On pourrait être amené à penser que c’est le choix le plus simple. Cela peut être le choix le plus évident. Mais au niveau du challenge, ce n’est pas le cas.
voit donc deux de ses enfants rejoindre l’entreprise. Une fierté, même s’«il ne [les] a jamais forcés». «On était libre», affirme sa fille. Avant qu’il choisisse cette voie, Tom Steffen dit même avoir été noyé sous des livres d’architecture. «Il avait juste envie que ses enfants réussissent, dans n’importe quel domaine». Leur sœur Anne a d’ailleurs pris un tout autre chemin et travaille pour un joailler en Suisse. «Cela n’a jamais été une option de venir dans l’entreprise sans faire d’études», complète Lisa Steffen.
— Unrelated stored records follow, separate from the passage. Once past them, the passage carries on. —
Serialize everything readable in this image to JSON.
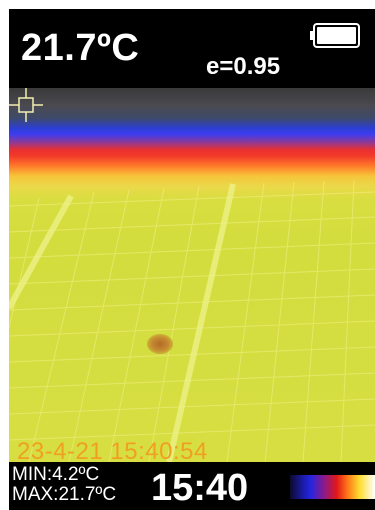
{
  "header": {
    "temperature": "21.7ºC",
    "emissivity": "e=0.95",
    "battery_icon": "battery-full-icon"
  },
  "image": {
    "timestamp": "23-4-21 15:40:54",
    "crosshair_icon": "crosshair-icon"
  },
  "footer": {
    "min": "MIN:4.2ºC",
    "max": "MAX:21.7ºC",
    "time": "15:40",
    "palette": "ironbow-palette"
  },
  "colors": {
    "background": "#000000",
    "text": "#ffffff",
    "timestamp": "#f0a020"
  }
}
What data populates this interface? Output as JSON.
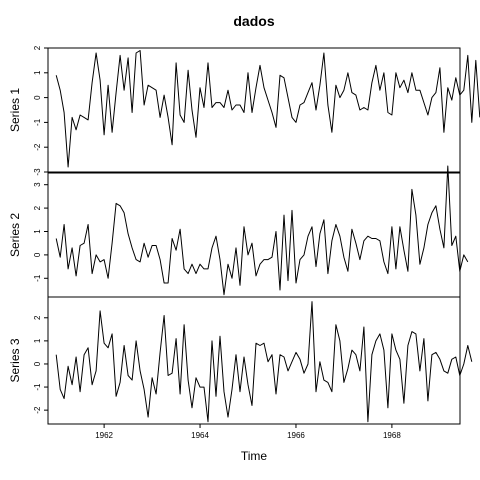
{
  "chart_data": {
    "type": "line",
    "title": "dados",
    "xlabel": "Time",
    "xlim": [
      1960.83,
      1969.42
    ],
    "x_ticks": [
      1962,
      1964,
      1966,
      1968
    ],
    "x_tick_labels": [
      "1962",
      "1964",
      "1966",
      "1968"
    ],
    "start": 1961.0,
    "frequency": 12,
    "series": [
      {
        "name": "Series 1",
        "ylim": [
          -3,
          2
        ],
        "y_ticks": [
          -3,
          -2,
          -1,
          0,
          1,
          2
        ],
        "y_tick_labels": [
          "-3",
          "-2",
          "-1",
          "0",
          "1",
          "2"
        ],
        "values": [
          0.9,
          0.3,
          -0.6,
          -2.8,
          -0.8,
          -1.3,
          -0.7,
          -0.8,
          -0.9,
          0.6,
          1.8,
          0.7,
          -1.5,
          0.5,
          -1.4,
          0.2,
          1.7,
          0.3,
          1.6,
          -0.6,
          1.8,
          1.9,
          -0.3,
          0.5,
          0.4,
          0.3,
          -0.8,
          0.1,
          -0.8,
          -1.9,
          1.4,
          -0.7,
          -1.0,
          1.1,
          -0.5,
          -1.6,
          0.4,
          -0.4,
          1.4,
          -0.4,
          -0.2,
          -0.2,
          -0.4,
          0.3,
          -0.5,
          -0.3,
          -0.3,
          -0.6,
          1.0,
          -0.6,
          0.4,
          1.3,
          0.4,
          -0.1,
          -0.6,
          -1.2,
          0.9,
          0.8,
          0.0,
          -0.8,
          -1.0,
          -0.3,
          -0.2,
          0.2,
          0.6,
          -0.5,
          0.5,
          1.8,
          -0.3,
          -1.4,
          0.5,
          0.0,
          0.3,
          1.0,
          0.2,
          0.1,
          -0.5,
          -0.4,
          -0.5,
          0.6,
          1.3,
          0.3,
          1.0,
          -0.6,
          -0.7,
          1.0,
          0.4,
          0.7,
          0.2,
          1.0,
          0.3,
          0.3,
          -0.2,
          -0.7,
          0.0,
          0.2,
          1.2,
          -1.4,
          0.4,
          -0.1,
          0.8,
          0.1,
          0.3,
          1.7,
          -1.0,
          1.5,
          -0.8
        ]
      },
      {
        "name": "Series 2",
        "ylim": [
          -1.8,
          3.5
        ],
        "y_ticks": [
          -1,
          0,
          1,
          2,
          3
        ],
        "y_tick_labels": [
          "-1",
          "0",
          "1",
          "2",
          "3"
        ],
        "values": [
          0.7,
          -0.1,
          1.3,
          -0.6,
          0.3,
          -0.9,
          0.4,
          0.5,
          1.3,
          -0.8,
          0.0,
          -0.3,
          -0.2,
          -1.0,
          0.5,
          2.2,
          2.1,
          1.8,
          0.9,
          0.3,
          -0.2,
          -0.3,
          0.5,
          -0.1,
          0.4,
          0.4,
          -0.2,
          -1.2,
          -1.2,
          0.7,
          0.2,
          1.1,
          -0.6,
          -0.8,
          -0.4,
          -0.8,
          -0.4,
          -0.6,
          -0.6,
          0.3,
          0.8,
          -0.2,
          -1.7,
          -0.4,
          -1.0,
          0.3,
          -1.3,
          1.2,
          0.0,
          0.5,
          -0.9,
          -0.4,
          -0.2,
          -0.2,
          -0.1,
          1.0,
          -1.5,
          1.7,
          -1.1,
          1.9,
          -1.2,
          -0.2,
          0.0,
          0.8,
          1.2,
          -0.5,
          0.9,
          1.5,
          -0.8,
          0.6,
          1.3,
          0.8,
          -0.1,
          -0.7,
          1.1,
          0.5,
          -0.2,
          0.6,
          0.8,
          0.7,
          0.7,
          0.6,
          -0.3,
          -0.8,
          1.2,
          -0.6,
          1.2,
          0.2,
          -0.7,
          2.8,
          1.7,
          -0.4,
          0.3,
          1.3,
          1.8,
          2.1,
          1.1,
          0.3,
          3.8,
          0.4,
          0.8,
          -0.7,
          0.0,
          -0.3
        ]
      },
      {
        "name": "Series 3",
        "ylim": [
          -2.6,
          2.9
        ],
        "y_ticks": [
          -2,
          -1,
          0,
          1,
          2
        ],
        "y_tick_labels": [
          "-2",
          "-1",
          "0",
          "1",
          "2"
        ],
        "values": [
          0.4,
          -1.1,
          -1.5,
          -0.1,
          -0.9,
          0.3,
          -1.2,
          0.4,
          0.7,
          -0.9,
          -0.3,
          2.3,
          0.9,
          0.7,
          1.3,
          -1.4,
          -0.8,
          0.8,
          -0.5,
          -0.7,
          1.0,
          -0.3,
          -1.1,
          -2.3,
          -0.6,
          -1.3,
          0.5,
          2.1,
          -0.5,
          -0.4,
          1.1,
          -1.3,
          1.7,
          -0.7,
          -1.9,
          -0.6,
          -1.0,
          -1.0,
          -2.5,
          1.0,
          -1.4,
          1.2,
          -1.2,
          -2.3,
          -1.1,
          0.4,
          -1.2,
          0.3,
          -0.9,
          -1.8,
          0.9,
          0.8,
          0.9,
          0.1,
          0.4,
          -1.3,
          0.4,
          0.3,
          -0.3,
          0.1,
          0.5,
          0.2,
          -0.4,
          0.0,
          2.7,
          -1.2,
          0.1,
          -0.7,
          -0.8,
          -1.2,
          1.7,
          1.0,
          -0.8,
          -0.2,
          0.6,
          0.4,
          -0.3,
          1.6,
          -2.5,
          0.4,
          1.0,
          1.3,
          0.6,
          -1.9,
          1.3,
          0.6,
          0.2,
          -1.7,
          0.8,
          1.4,
          1.3,
          -0.3,
          1.1,
          -1.6,
          0.4,
          0.5,
          0.2,
          -0.3,
          -0.4,
          0.2,
          0.3,
          -0.5,
          0.0,
          0.8,
          0.1
        ]
      }
    ]
  }
}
En ce moment, elle accompagne son frère dans les réunions pour comprendre tous les départements. En plus de tâches de «project manager». «C’est cette compréhension de la vie de l’entreprise qui va faire qu’à terme, oui ou non, on va se faire un prénom en plus du nom de famille», explique Tom Steffen. Une transmission principalement du frère à la sœur, après celle du père au fils. Frank Steffen a dû s’éloigner du business quotidien, à la suite d’une chute dans l’entreprise, au milieu de l’année 2020.
Direction sans ego
Le but sera ensuite de se partager la direction entre frère et sœur. «Nous sommes très complémentaires. Je suis quelqu’un de pragmatique, alors que Lisa a une valeur dont j’essaie toujours de m’inspirer, elle fonctionne beaucoup avec son cœur.»
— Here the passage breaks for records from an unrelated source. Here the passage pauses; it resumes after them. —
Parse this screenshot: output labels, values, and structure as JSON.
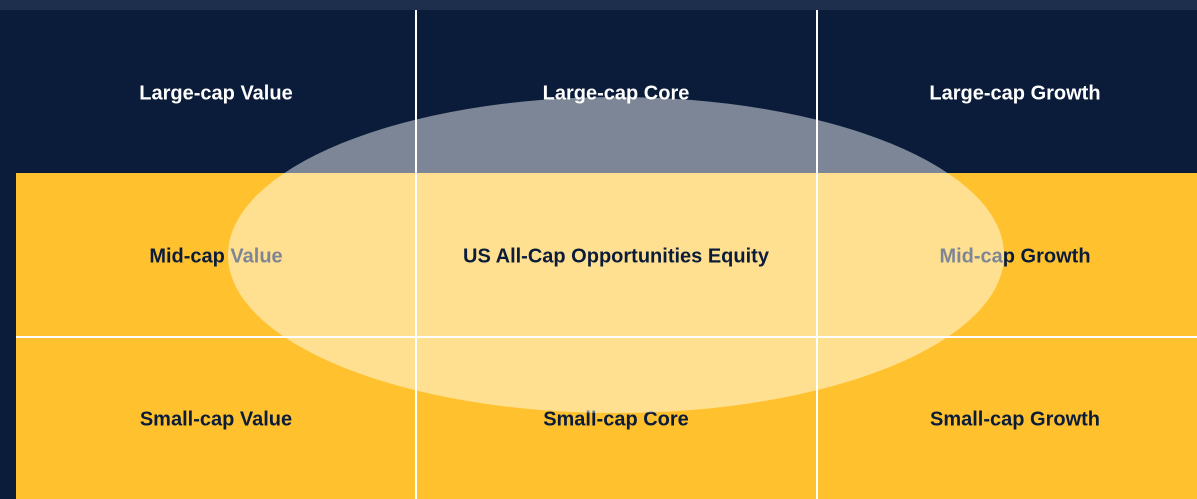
{
  "grid": {
    "rows": [
      {
        "cells": [
          "Large-cap Value",
          "Large-cap Core",
          "Large-cap Growth"
        ]
      },
      {
        "cells": [
          "Mid-cap Value",
          "Mid-cap Growth"
        ]
      },
      {
        "cells": [
          "Small-cap Value",
          "Small-cap Core",
          "Small-cap Growth"
        ]
      }
    ]
  },
  "overlay": {
    "label": "US All-Cap Opportunities Equity"
  }
}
Concernant la transmission du capital, «c’est mon père qui le déterminera, parce que c’est son patrimoine. Nous n’avons pas de timeline fixe. Pour moi, ce n’est pas possible d’avoir une personne qui contribue énormément au bien immatériel, mais qui d’un point de vue matériel n’a pas sa part correcte du gâteau. Que je sois dans l’entreprise depuis 2009 et Lisa depuis 2021 ne change rien. Il n’y a pas d’histoire d’ego.»
Lisa a une valeur dont j’essaie de m’inspirer, elle fonctionne beaucoup avec son cœur.
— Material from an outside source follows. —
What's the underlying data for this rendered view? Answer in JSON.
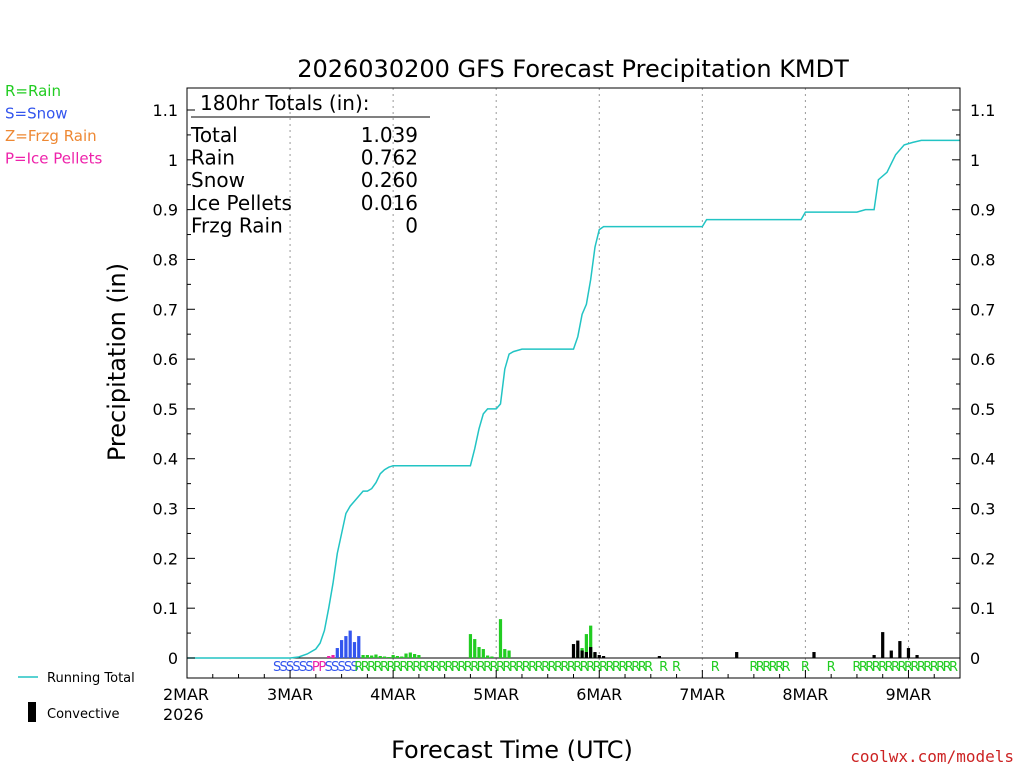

Alors que la deuxième génération prend progressivement les commandes, il peut paraître tôt pour parler de la troisième. Lisa et Anne Steffen n’ont pas d’enfants, Tom Steffen a deux filles, de cinq ans et dix mois. «Ce projet, je n’y vois pas de finalité en soi. Je n’ai jamais eu en tête de vendre. Si mes filles ou les enfants de Lisa, ou même ceux de ma sœur Anne, souhaitent trouver leur bonheur dans l’entreprise, que du bonheur. Si ce n’est pas le cas, ce n’est pas le cas.» Une liberté de choix, là aussi, bien transmise.